The Willows Inn is located on a small island north of Bellingham, Washington, and is accessible via a five minute ferry ride, or a short ride via float plane from Seattle or Victoria, or any other number of places you can charter a float plane. By plane, you're delivered right onto the beach, just across the lane from the Inn. The Willows opened as boarding house in 1910 and retains the charm of the early 20th century's atmosphere. The original owners expanded by building several cottages, which served summer and winter guests for decades. The Willows Inn now owns several properties offering overnight or longer accommodations, but for us, the evening meal was paramount, and we weren't disappointed. While not an expert, I have eaten in very fine restaurants in many countries--we drove throughout France for the entire month of May, reserving every evening for fine dining in a country whose primary religion may, arguably, be food and dining.

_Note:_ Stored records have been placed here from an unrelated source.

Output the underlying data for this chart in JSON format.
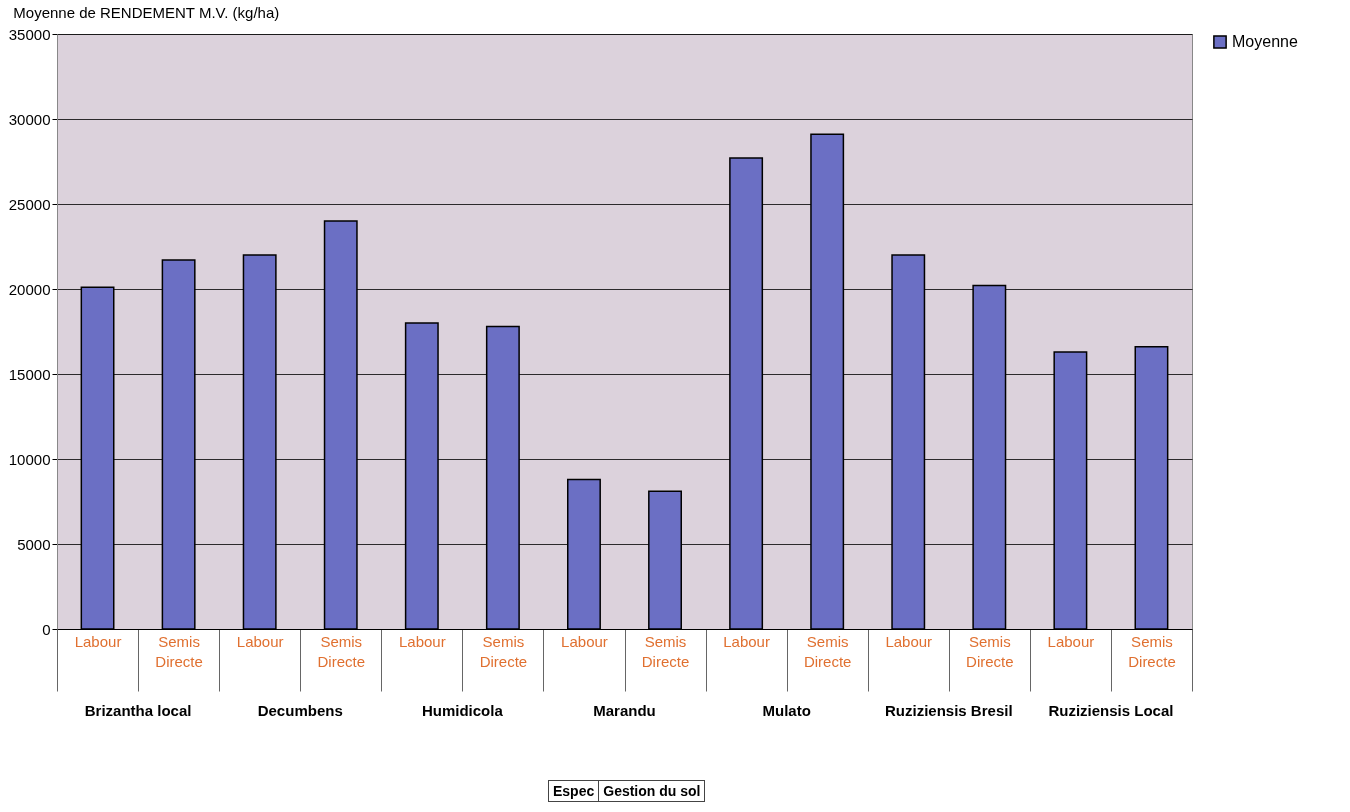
{
  "chart_data": {
    "type": "bar",
    "title": "Moyenne de RENDEMENT M.V. (kg/ha)",
    "categories": [
      "Labour",
      "Semis Directe",
      "Labour",
      "Semis Directe",
      "Labour",
      "Semis Directe",
      "Labour",
      "Semis Directe",
      "Labour",
      "Semis Directe",
      "Labour",
      "Semis Directe",
      "Labour",
      "Semis Directe"
    ],
    "series": [
      {
        "name": "Moyenne",
        "color": "#6b6fc4",
        "values": [
          20100,
          21700,
          22000,
          24000,
          18000,
          17800,
          8800,
          8100,
          27700,
          29100,
          22000,
          20200,
          16300,
          16600
        ]
      }
    ],
    "ylim": [
      0,
      35000
    ],
    "yticks": [
      0,
      5000,
      10000,
      15000,
      20000,
      25000,
      30000,
      35000
    ],
    "grid": "y",
    "legend": "right",
    "annotations": [
      "Brizantha local",
      "Decumbens",
      "Humidicola",
      "Marandu",
      "Mulato",
      "Ruziziensis Bresil",
      "Ruziziensis Local",
      "Espec",
      "Gestion du sol"
    ]
  }
}
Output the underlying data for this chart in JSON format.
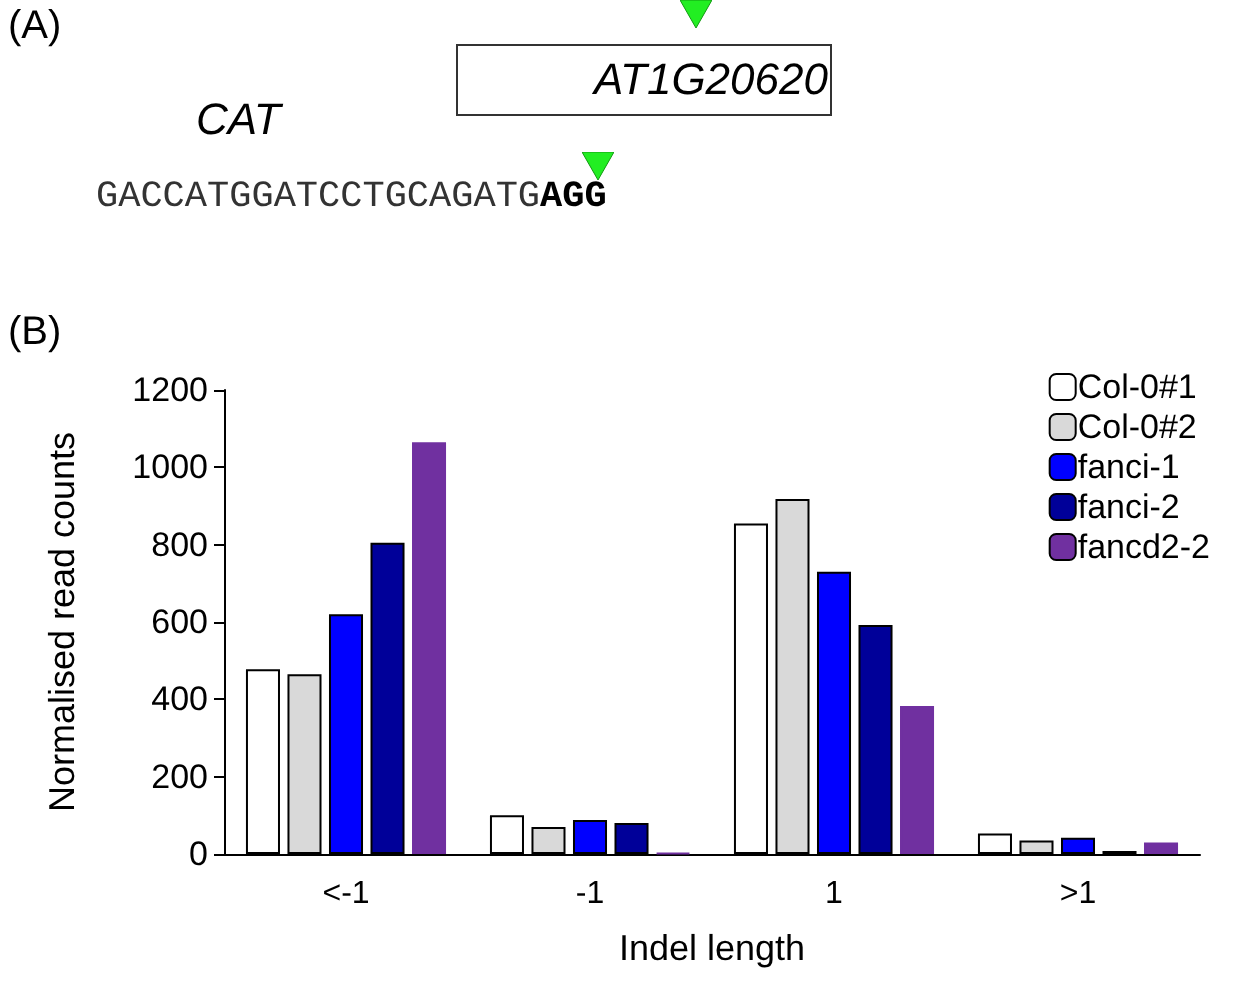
{
  "chart_data": {
    "type": "bar",
    "annotations": [
      "(A)",
      "AT1G20620",
      "CAT",
      "GACCATGGATCCTGCAGATG",
      "AGG",
      "(B)"
    ],
    "xlabel": "Indel length",
    "ylabel": "Normalised read counts",
    "categories": [
      "<-1",
      "-1",
      "1",
      ">1"
    ],
    "series": [
      {
        "name": "Col-0#1",
        "color": "#ffffff",
        "values": [
          478,
          100,
          855,
          53
        ]
      },
      {
        "name": "Col-0#2",
        "color": "#d9d9d9",
        "values": [
          465,
          70,
          918,
          35
        ]
      },
      {
        "name": "fanci-1",
        "color": "#0000ff",
        "values": [
          620,
          88,
          730,
          42
        ]
      },
      {
        "name": "fanci-2",
        "color": "#000099",
        "values": [
          805,
          80,
          592,
          8
        ]
      },
      {
        "name": "fancd2-2",
        "color": "#7030a0",
        "values": [
          1065,
          3,
          383,
          30
        ]
      }
    ],
    "ylim": [
      0,
      1200
    ],
    "yticks": [
      0,
      200,
      400,
      600,
      800,
      1000,
      1200
    ],
    "grid": false,
    "legend": "top right"
  }
}
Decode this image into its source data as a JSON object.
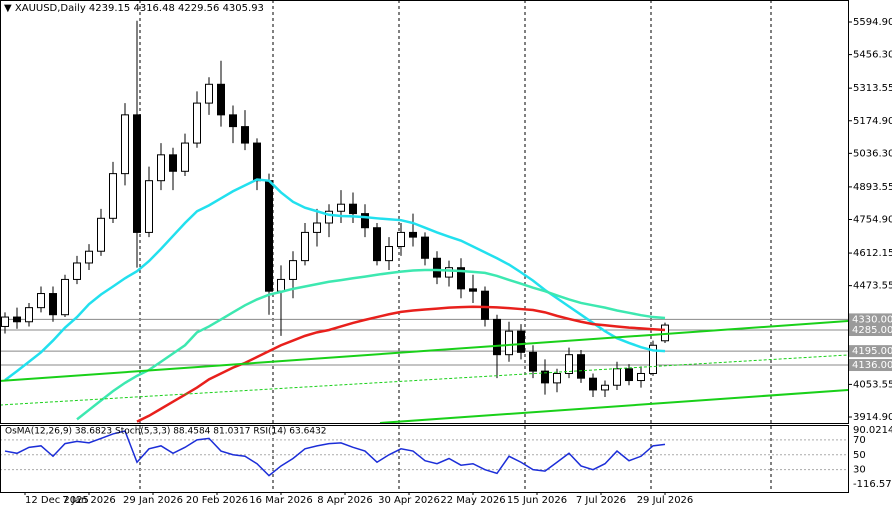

Nowhere did we experience the flavors, the combinations, or the beauty and original presentations that we enjoyed at The Willows Inn. Chef Blaine Wetzel is nationally recognized as one of the very best, and he utilizes, almost entirely, products grown locally--with the exception of two wines for that evening. We prefaced the meal with a wonderful cocktail from Spyhop distillery on San Juan Island. Although several courses were implied, Wetzel's preference for serving "snacks" presented us with seventeen different servings, from baked sunflower root, or a tiny crispy crepe with salmon roe to grilled caramelized onions or perhaps the tastiest smoked salmon I have ever eaten. Ever. Each dish was paired with a wine, though you can also pair your fare with various juices. Wine pairings suggest that you have a room for the night because the wine and a three hour meal would keep a prudent driver from the streets. The overnight benefit, besides a comfortable room or cottage, includes a superb breakfast, also prepared by Chef Wetzel.
Whether you drive of fly, you'll not forget this meal.